Epigenetic regulation of lineage competence in human pluripotent stem cells

The human body consists of more than 250 specialised cell types. During embryo development, this diversity originates from a small group of about 10-20 cells named "epiblast", which are initially equivalent, but will then continue development and form the whole body. This ability to produce all cells of the body is called "pluripotency". Pluripotent cells will take diverse pathways in order to eventually become different cell types (a process referred to as "differentiation"): neurons of the brain, heart muscle cells, among many others.

All specialised cells (with very few exceptions) have the same genes, but only a specific subset of genes is active in each cell type - this is what makes the cells unique. There are special mechanisms to switch genes "on" and "off". Many of them are related to the fact that our genes are not simply naked DNA molecules, but rather represent DNA in complex with many different proteins. Specific molecular tags can be placed onto these proteins or onto DNA itself. These so-called "epigenetic" modifications do not alter our DNA sequence, they are reversible and employed to turn genes "on" and "off".

One of the most fascinating questions in developmental biology is how pluripotent cells of an embryo make their first decisions what specialised cells to become. Remarkably, when the epiblast first emerges in the embryo, these cells are not sensitive to the signals that would induce them to specialise (we call this stage "naïve"). Only after 8-10 days, during which the embryo implants in the uterus, the epiblast cells will gain the capacity to respond to these signals ("primed" stage) and go on to develop further. Our project aims to understand the mechanism of how pluripotent cells become competent to differentiate.

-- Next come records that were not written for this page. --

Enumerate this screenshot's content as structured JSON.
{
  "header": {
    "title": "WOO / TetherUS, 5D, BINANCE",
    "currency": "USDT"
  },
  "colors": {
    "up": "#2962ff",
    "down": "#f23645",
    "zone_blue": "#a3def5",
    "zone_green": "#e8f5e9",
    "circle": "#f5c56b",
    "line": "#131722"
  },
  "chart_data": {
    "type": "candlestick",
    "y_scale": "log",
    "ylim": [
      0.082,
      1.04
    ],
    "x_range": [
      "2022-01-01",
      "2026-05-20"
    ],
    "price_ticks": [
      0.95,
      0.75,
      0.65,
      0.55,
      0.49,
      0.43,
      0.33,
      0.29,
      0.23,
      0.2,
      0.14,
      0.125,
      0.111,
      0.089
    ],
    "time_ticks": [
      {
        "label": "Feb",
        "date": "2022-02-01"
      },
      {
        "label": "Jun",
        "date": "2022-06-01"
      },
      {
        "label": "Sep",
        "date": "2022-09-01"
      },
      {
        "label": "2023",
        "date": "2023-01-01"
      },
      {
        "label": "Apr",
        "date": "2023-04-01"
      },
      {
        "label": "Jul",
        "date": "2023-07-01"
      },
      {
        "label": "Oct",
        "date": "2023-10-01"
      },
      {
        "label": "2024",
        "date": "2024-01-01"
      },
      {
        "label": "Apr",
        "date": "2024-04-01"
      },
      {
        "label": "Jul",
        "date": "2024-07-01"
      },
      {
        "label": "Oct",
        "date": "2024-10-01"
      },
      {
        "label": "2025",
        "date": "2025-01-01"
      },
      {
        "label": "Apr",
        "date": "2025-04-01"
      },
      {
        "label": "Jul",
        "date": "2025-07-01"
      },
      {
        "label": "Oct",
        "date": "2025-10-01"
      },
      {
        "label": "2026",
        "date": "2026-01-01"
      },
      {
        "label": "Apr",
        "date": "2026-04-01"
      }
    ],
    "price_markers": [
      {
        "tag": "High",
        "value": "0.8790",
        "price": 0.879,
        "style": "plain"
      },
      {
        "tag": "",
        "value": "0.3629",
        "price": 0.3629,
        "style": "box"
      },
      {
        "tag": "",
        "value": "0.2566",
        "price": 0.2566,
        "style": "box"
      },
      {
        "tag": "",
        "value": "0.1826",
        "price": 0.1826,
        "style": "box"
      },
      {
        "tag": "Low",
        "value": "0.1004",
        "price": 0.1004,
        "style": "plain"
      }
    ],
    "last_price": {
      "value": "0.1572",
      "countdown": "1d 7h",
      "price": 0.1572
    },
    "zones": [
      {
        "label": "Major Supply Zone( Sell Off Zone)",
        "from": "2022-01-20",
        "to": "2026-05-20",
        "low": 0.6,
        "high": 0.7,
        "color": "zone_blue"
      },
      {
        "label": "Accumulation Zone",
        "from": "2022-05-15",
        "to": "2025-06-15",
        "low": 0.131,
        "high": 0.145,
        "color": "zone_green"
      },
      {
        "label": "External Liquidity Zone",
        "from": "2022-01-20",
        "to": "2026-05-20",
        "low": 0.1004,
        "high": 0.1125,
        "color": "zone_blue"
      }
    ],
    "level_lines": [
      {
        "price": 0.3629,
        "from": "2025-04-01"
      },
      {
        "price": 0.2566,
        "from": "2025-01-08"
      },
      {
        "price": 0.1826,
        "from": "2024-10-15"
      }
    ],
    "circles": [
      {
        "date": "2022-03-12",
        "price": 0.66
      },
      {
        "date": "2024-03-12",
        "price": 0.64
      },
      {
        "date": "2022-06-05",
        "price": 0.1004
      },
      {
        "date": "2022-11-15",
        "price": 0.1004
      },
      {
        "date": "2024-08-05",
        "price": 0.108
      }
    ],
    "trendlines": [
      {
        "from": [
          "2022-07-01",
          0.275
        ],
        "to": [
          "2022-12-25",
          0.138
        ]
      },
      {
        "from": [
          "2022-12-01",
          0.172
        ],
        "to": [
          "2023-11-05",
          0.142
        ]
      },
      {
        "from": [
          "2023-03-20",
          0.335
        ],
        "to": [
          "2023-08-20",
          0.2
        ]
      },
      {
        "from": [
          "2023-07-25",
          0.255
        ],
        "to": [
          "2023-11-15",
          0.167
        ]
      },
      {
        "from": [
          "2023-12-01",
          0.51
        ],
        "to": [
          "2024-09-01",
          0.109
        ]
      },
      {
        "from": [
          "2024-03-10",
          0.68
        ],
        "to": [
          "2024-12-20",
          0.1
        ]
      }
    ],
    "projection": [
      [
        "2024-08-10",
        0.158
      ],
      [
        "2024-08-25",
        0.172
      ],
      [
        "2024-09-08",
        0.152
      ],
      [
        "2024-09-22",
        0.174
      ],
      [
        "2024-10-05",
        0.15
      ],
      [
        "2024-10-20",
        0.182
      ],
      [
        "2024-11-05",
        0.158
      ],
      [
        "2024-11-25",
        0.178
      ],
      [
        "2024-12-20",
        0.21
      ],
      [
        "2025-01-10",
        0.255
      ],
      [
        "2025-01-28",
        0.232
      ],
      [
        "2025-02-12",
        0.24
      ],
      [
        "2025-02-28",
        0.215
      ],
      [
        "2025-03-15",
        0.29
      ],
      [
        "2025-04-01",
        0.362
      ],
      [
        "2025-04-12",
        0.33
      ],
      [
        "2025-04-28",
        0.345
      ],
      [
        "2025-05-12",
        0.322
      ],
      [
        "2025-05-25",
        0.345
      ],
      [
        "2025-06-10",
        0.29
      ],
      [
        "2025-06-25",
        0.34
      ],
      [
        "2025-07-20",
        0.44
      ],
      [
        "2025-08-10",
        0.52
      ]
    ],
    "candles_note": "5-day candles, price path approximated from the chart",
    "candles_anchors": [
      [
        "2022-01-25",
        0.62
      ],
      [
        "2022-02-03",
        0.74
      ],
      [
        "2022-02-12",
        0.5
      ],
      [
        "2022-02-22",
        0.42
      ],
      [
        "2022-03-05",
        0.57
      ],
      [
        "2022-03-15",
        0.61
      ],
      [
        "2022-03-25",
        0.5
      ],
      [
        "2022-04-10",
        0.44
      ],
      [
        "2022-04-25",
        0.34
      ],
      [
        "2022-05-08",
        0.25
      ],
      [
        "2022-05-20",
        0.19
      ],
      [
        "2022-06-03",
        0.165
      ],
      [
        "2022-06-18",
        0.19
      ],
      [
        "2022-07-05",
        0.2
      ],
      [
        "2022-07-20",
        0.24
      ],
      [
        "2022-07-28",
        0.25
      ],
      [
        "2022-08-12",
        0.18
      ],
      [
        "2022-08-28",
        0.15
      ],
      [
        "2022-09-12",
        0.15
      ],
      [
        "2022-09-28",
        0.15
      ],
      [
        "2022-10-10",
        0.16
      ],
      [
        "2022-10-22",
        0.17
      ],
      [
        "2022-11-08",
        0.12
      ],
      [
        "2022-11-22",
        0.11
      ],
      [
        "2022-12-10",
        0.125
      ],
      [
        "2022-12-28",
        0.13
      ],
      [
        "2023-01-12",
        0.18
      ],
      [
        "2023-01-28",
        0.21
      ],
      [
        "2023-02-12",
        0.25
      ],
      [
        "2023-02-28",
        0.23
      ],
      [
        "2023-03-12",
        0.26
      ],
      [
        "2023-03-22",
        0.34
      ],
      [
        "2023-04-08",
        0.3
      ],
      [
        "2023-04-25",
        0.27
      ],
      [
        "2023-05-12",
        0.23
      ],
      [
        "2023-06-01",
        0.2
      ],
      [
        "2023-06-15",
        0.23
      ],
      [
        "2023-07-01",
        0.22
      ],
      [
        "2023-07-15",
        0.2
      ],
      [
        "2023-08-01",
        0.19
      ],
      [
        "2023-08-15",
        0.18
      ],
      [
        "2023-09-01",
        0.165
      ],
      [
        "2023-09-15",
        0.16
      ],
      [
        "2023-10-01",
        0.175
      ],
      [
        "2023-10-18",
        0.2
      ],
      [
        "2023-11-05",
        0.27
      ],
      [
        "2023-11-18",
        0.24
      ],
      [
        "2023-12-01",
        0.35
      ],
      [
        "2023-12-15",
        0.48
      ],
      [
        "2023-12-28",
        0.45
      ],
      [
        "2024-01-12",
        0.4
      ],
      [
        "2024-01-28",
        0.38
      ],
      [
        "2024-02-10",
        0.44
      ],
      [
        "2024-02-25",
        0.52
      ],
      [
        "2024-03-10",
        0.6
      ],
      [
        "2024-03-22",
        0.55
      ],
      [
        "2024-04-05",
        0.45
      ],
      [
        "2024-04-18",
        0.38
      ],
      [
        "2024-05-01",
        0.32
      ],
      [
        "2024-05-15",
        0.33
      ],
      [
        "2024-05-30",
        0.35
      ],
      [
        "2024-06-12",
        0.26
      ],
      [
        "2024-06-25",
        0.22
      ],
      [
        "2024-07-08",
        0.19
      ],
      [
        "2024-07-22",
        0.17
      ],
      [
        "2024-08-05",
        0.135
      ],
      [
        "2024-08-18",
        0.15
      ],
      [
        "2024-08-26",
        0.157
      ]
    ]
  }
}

There are major limitations to study development of human embryos directly, due to ethical considerations. The solution in many cases is to use so called "pluripotent stem cells" (PSC), which are derived from embryos. Using special growth factors and chemicals allows for trapping PSC so that they remain very similar to epiblast cells. In these conditions, PSC can be grown in a dish practically indefinitely and remain unspecialised. If PSC are exposed to factors that stimulate development, they can produce mature cells as if they were in the embryo. Besides their use for fundamental research, PSC is a promising tool for regenerative medicine, as a source of mature cells for transplantation.

Previously, we developed conditions in which human PSC reproduce development of the epiblast from the naïve to primed stage. This takes about 10 days, which is very similar to the length of this process in the actual embryo. We plan to use this unique model to understand the very beginnings of human embryo development. Our hypothesis is that epigenetic mechanisms operate not only simply to turn genes "on" and "off" but also before that, in order to prepare genes for activation. We predict that during transition from naive to primed pluripotency, some genes for differentiation become "pre-activated" by epigenetic modifications. This makes cells sensitive to differentiation signals. Once these signals appear, these genes will turn on and pluripotent cells will produce many different specialised cells.

In this project, we will identify "pre-activated" genes and the epigenetic modifications that "pre-activate" them. Then, we will apply modern genetic engineering tools to understand which factors "pre-activate" the genes in the first place, and how these genes become activated later during differentiation. Altogether, our results will reveal how a small group of 10-20 epiblast cells make their first decisions in order to generate complex organisms like ourselves. Furthermore, this insight will advance our abilities to employ PSC for biomedical science and potential clinical application.

Pluripotency is the ability of single cells to differentiate into all somatic lineages and the germline. Two forms of pluripotency have been defined, naïve and primed, that correspond to the pre-implantation and pre-gastrulation stage epiblast, respectively. We have developed a system for conversion of naïve human pluripotent stem cells (hPSC) to the primed state in vitro termed formative transition. Remarkably, this formative transition in vitro recapitulates features of primate embryo development in vivo. During this transition hPSC acquire the ability to respond to differentiation signals, first to endoderm and then to neuroectoderm. Thus differentiation competences to these lineages are separable in time and potentially mechanistically. The molecular basis of differentiation competence is unknown; it could rely on the expression of specific transcription factors, or the epigenetic marks of regulatory elements, or a combination of both. Here, we will explore the epigenetic component of the mechanism of lineage competence in hPSC.
Hypothesis: Competence for differentiation relies on certain epigenetic marks in promoters and enhancers of lineage-specific genes, which enables their activation in response to differentiation signals, once those signals appear ("epigenetic lineage priming"). We predict that epigenetic lineage priming occurs during the formative transition in hPSC.
Specific aims and questions:
1) Identify the epigenetic lineage priming programmes to endoderm and neuroectoderm.
2) How are epigenetic lineage priming programmes established during the formative transition?
3) How are epigenetic lineage priming programmes activated during differentiation?
The project will address the molecular mechanism of the transition from pluripotency to differentiation. Insight from our research will have far reaching implications, as it will provide a paradigm of epigenetic regulation and cell fate choice fundamental to understanding of all developing organisms.